How can we find the integral of \(\cos^{2}x\)?

Below is the solution.

\[\int \cos^{2}x \, dx\]

Use Pythagorean Identities: \(\cos^{2}x=\frac{1}{2}+\frac{\cos{2x}}{2}\).

\[\int \frac{1}{2}+\frac{\cos{2x}}{2} \, dx\]

Use Sum Rule: \(\int f(x)+g(x) \, dx=\int f(x) \, dx+\int g(x) \, dx\).

\[\int \frac{1}{2} \, dx+\int \frac{\cos{2x}}{2} \, dx\]

Use this rule: \(\int a \, dx=ax+C\).

\[\frac{x}{2}+\int \frac{\cos{2x}}{2} \, dx\]

Use Constant Factor Rule: \(\int cf(x) \, dx=c\int f(x) \, dx\).

\[\frac{x}{2}+\frac{1}{2}\int \cos{2x} \, dx\]

Use Integration by Substitution on \(\int \cos{2x} \, dx\).

Let \(u=2x\), \(du=2 \, dx\), then \(dx=\frac{1}{2} \, du\)

Using \(u\) and \(du\) above, rewrite \(\int \cos{2x} \, dx\).

\[\int \frac{\cos{u}}{2} \, du\]

Use Constant Factor Rule: \(\int cf(x) \, dx=c\int f(x) \, dx\).

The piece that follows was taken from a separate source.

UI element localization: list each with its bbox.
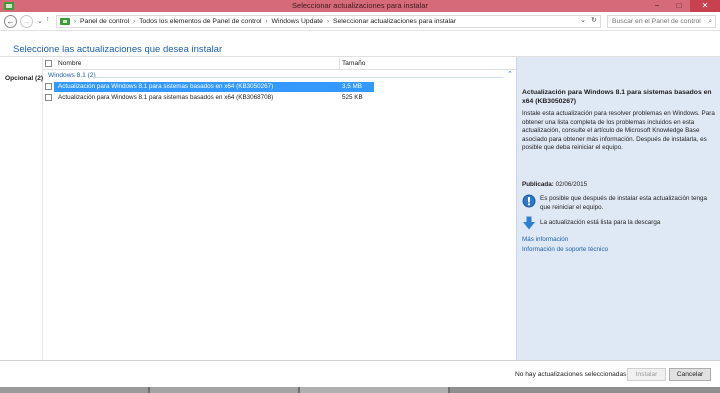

\[\frac{1}{2}\int \cos{u} \, du\]

Use Trigonometric Integration: the integral of \(\cos{u}\) is \(\sin{u}\).

\[\frac{\sin{u}}{2}\]

Substitute \(u=2x\) back into the original integral.

\[\frac{\sin{2x}}{2}\]

Rewrite the integral with the completed substitution.

\[\frac{x}{2}+\frac{\sin{2x}}{4}\]

Add constant.

\[\frac{x}{2}+\frac{\sin{2x}}{4}+C\]

Done